Gesetzentwurf heizt Proteste gegen Justizreform in Israel weiter an
In Israel haben sich die Massenproteste gegen die geplante Justizreform nach einem neuen Gesetzesentwurf wieder verschärft.
Das Wichtigste in Kürze
- Zehntausende Israelis protestieren gegen eine umstrittene Justizreform in Israel.
- Die Regierung will dem Höchstem Gericht weitere Befugnisse nehmen.
- Diverse Reservisten und Ärzte drohen mit Dienstverweigerung und Arbeitsniederlegungen.
Gegen die umstrittenen Reformpläne zur Schwächung der Justiz haben am Samstag wieder Zehntausende Israelis protestiert. Alleine in Tel Aviv kamen Medienberichten zufolge mehr als 150.000 Menschen zu einer Kundgebung. Diese richtete sich gegen die Pläne der rechts-religiösen Regierung von Benjamin Netanjahu. An dem äusserst schwülen Abend zeigten viele Demonstranten auch einen riesigen Banner mit der Aufschrift «SOS».
In rund einer Woche will sie ein Gesetz verabschieden, das dem Höchsten Gericht weitere Befugnisse nehmen soll. Allen voran das Recht Entscheidungen der Regierung oder einzelner Minister als «unangemessen» zu bewerten. Anfang des Jahres hatte das Höchste Gericht die Ernennung des Vorsitzenden der Schas-Partei, Arie Deri, zum Innenminister als «unangemessen» eingestuft. Dieser verfügte nämlich über eine kriminelle Vergangenheit und Netanjahu musste seinen Vertrauten entlassen.
Gesetz könnte Korruption begünstigen
Beobachter erwarten, dass die Koalition dies mit dem neuen Gesetz wieder rückgängig machen will. Der Gesetzentwurf wird derzeit im Justizausschuss für die endgültige Abstimmung im Parlament vorbereitet. Kritiker befürchten, das Gesetz könne Korruption und die willkürliche Besetzung hochrangiger Posten begünstigen. Die nahende Verabschiedung des Gesetzes heizt den Widerstand gegen die Reform derzeit weiter an.
Laut israelischen Medien könnte das Umsetzen dieses Vorhabens schwerwiegende Folgen haben. An die 400 Reservisten aus unterschiedlichen Militäreinheiten kündigten an, in diesem Fall ihren Dienst nicht mehr antreten zu wollen. Demnach könnten weitere ihrem Beispiel folgen.

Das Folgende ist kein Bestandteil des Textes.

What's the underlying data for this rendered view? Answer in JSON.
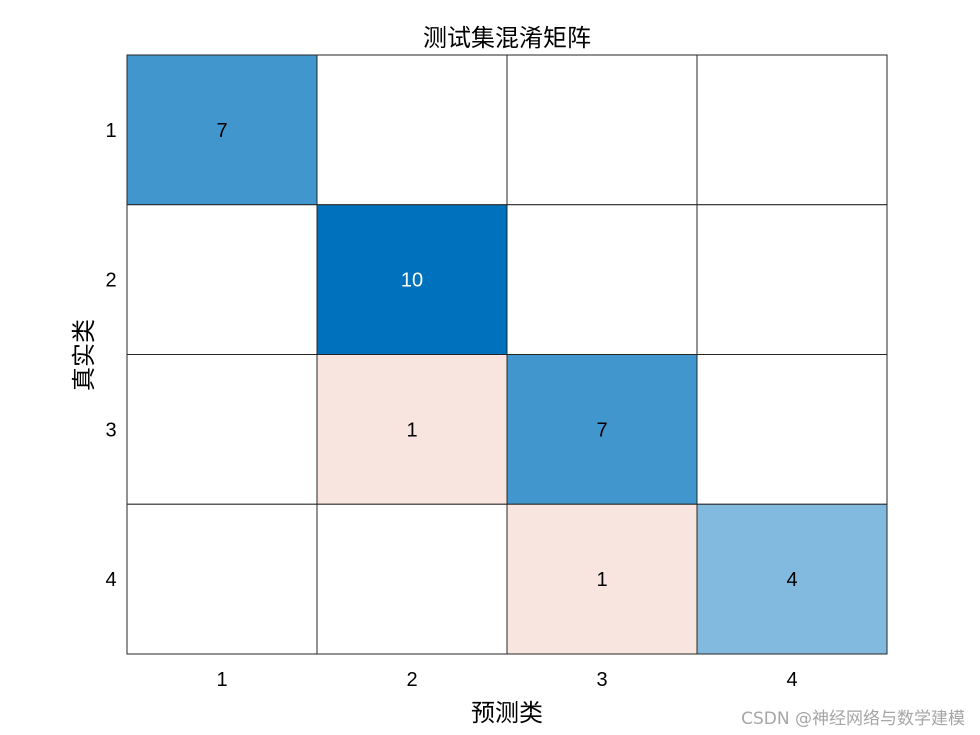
{
  "chart_data": {
    "type": "heatmap",
    "title": "测试集混淆矩阵",
    "xlabel": "预测类",
    "ylabel": "真实类",
    "x_categories": [
      "1",
      "2",
      "3",
      "4"
    ],
    "y_categories": [
      "1",
      "2",
      "3",
      "4"
    ],
    "matrix": [
      [
        7,
        0,
        0,
        0
      ],
      [
        0,
        10,
        0,
        0
      ],
      [
        0,
        1,
        7,
        0
      ],
      [
        0,
        0,
        1,
        4
      ]
    ],
    "colors": {
      "diagonal_max": "#0072bd",
      "diagonal_min": "#ffffff",
      "off_diagonal": "#f9e5df",
      "grid": "#262626",
      "text_dark": "#000000",
      "text_light": "#ffffff"
    },
    "grid": true,
    "legend": "none"
  },
  "watermark": "CSDN @神经网络与数学建模"
}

Netanjahu versuchte kürzlich abzuwiegeln. «Das Land kommt ohne ein paar Staffeln aus, aber ohne eine Regierung kommt es nicht aus», sagte er. Experten warnen jedoch, die Dienstverweigerung einiger Hundert Reservisten könnte die Einsatzfähigkeit etwa der Luftwaffe enorm einschränken. Diesen März erschienen zahlreiche Reservisten aus Protest gegen die Reform nicht zum Dienst, daraufhin setzte Netanjahu die Pläne vorübergehend aus.

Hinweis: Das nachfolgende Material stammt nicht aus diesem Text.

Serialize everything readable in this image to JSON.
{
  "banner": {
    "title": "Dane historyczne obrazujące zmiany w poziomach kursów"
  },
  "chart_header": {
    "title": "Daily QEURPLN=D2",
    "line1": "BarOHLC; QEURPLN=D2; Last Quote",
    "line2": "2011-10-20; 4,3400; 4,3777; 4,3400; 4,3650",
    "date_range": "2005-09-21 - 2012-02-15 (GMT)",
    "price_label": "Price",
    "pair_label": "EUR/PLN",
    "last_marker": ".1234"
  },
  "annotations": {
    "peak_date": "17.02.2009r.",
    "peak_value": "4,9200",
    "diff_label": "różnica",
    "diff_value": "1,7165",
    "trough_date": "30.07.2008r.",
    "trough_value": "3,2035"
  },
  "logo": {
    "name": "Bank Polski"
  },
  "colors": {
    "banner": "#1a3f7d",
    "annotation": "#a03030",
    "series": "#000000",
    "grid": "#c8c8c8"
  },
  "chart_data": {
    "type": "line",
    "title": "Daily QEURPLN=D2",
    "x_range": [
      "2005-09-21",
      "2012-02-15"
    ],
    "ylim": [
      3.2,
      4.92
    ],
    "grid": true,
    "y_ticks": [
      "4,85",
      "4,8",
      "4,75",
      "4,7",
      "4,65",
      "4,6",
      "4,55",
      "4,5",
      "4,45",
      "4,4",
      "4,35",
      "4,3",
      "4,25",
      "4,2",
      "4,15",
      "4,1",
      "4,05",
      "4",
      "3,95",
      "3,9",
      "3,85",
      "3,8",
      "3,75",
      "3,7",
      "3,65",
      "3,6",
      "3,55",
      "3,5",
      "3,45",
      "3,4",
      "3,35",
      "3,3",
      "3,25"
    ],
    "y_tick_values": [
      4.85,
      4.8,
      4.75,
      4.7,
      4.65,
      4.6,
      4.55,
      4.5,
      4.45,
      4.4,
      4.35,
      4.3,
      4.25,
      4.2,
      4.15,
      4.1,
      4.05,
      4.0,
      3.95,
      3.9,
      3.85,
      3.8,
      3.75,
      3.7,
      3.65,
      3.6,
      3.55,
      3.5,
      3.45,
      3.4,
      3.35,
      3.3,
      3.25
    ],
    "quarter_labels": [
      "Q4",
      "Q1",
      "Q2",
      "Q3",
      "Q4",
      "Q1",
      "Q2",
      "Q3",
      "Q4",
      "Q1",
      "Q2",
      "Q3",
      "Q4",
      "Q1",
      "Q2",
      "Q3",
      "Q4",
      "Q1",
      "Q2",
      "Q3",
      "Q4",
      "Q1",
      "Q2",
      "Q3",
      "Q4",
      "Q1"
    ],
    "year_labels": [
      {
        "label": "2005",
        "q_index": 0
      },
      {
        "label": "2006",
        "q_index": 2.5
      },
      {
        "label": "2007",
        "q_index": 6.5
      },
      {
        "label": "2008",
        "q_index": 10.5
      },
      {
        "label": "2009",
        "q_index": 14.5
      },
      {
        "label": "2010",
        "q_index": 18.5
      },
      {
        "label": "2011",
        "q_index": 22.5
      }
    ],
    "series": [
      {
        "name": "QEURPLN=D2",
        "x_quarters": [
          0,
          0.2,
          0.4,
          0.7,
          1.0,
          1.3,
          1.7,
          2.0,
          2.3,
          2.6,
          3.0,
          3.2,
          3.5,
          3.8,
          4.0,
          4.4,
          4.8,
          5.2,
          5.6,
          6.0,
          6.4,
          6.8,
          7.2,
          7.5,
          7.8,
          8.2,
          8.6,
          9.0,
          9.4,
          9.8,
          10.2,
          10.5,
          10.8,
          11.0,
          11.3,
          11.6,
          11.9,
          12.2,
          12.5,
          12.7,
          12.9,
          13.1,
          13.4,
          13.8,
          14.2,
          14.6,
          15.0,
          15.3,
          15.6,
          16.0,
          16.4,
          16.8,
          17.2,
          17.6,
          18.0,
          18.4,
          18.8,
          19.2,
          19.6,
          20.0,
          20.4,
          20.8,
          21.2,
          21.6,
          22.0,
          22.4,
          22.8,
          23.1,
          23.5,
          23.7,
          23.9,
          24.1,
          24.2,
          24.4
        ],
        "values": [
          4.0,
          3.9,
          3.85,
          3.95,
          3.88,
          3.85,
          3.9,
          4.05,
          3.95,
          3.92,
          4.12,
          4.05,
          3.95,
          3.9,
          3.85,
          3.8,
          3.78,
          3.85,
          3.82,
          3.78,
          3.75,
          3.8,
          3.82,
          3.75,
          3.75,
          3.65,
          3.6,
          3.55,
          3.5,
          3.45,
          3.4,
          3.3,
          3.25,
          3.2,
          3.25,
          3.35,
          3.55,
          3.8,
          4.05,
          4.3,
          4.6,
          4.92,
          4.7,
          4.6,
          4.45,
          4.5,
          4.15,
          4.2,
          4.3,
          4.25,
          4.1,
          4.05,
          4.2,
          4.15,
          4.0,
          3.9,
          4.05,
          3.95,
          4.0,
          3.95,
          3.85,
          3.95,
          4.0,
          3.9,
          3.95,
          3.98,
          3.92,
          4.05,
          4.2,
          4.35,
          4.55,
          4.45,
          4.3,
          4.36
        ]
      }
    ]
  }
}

Auch mehr als Tausend Ärzte drohten mit Arbeitsniederlegungen. Sie befürchten durch die Justizreform negative Auswirkungen auf die Wirtschaft, Demokratie und Sicherheit des Landes. Das wirke sich automatisch auch auf das Gesundheitssystem aus.
67 Prozent befürchten einen Bürgerkrieg
Die Regierungspläne spalten die Gesellschaft. Befürworter bemängeln einen zu grossen Einfluss der Richter auf politische Entscheidungen. Gegner wiederum sehen die Gewaltenteilung in Gefahr, manche warnen gar vor der schleichenden Einführung einer Diktatur. Jüngsten Umfragen des israelischen Senders «Channel 12» zufolge fürchten derzeit 67 Prozent der Befragten vor einem Bürgerkrieg.

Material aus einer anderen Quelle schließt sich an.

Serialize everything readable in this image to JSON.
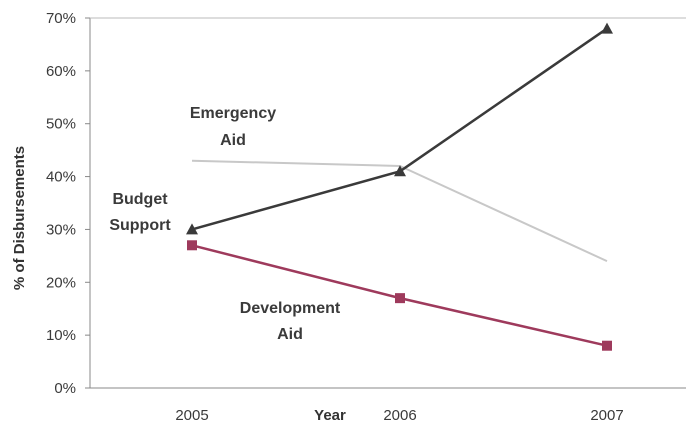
{
  "chart_data": {
    "type": "line",
    "title": "",
    "xlabel": "Year",
    "ylabel": "% of Disbursements",
    "categories": [
      "2005",
      "2006",
      "2007"
    ],
    "ylim": [
      0,
      70
    ],
    "y_ticks": [
      "0%",
      "10%",
      "20%",
      "30%",
      "40%",
      "50%",
      "60%",
      "70%"
    ],
    "grid": false,
    "legend": "none (series labelled directly on the plot)",
    "series": [
      {
        "name": "Budget Support",
        "label_lines": [
          "Budget",
          "Support"
        ],
        "values": [
          30,
          41,
          68
        ],
        "color": "#3a3a3a",
        "marker": "triangle"
      },
      {
        "name": "Emergency Aid",
        "label_lines": [
          "Emergency",
          "Aid"
        ],
        "values": [
          43,
          42,
          24
        ],
        "color": "#c8c8c8",
        "marker": "none"
      },
      {
        "name": "Development Aid",
        "label_lines": [
          "Development",
          "Aid"
        ],
        "values": [
          27,
          17,
          8
        ],
        "color": "#9e3a5c",
        "marker": "square"
      }
    ]
  }
}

Wenige Stunden vor Beginn der Demonstrationen am Samstagabend wurde Ministerpräsident Netanjahu in die Notaufnahme eines Krankenhauses gebracht. Die Klinik, welche sich in der Nähe von Tel Aviv befindet, nannte Dehydrierung als Grund. Dem 73-Jährigen sei aber auch ein Herzmonitor implantiert worden, um sein Herz routinemässig zu überwachen. Medien zufolge wurde er am Sonntag wieder entlassen.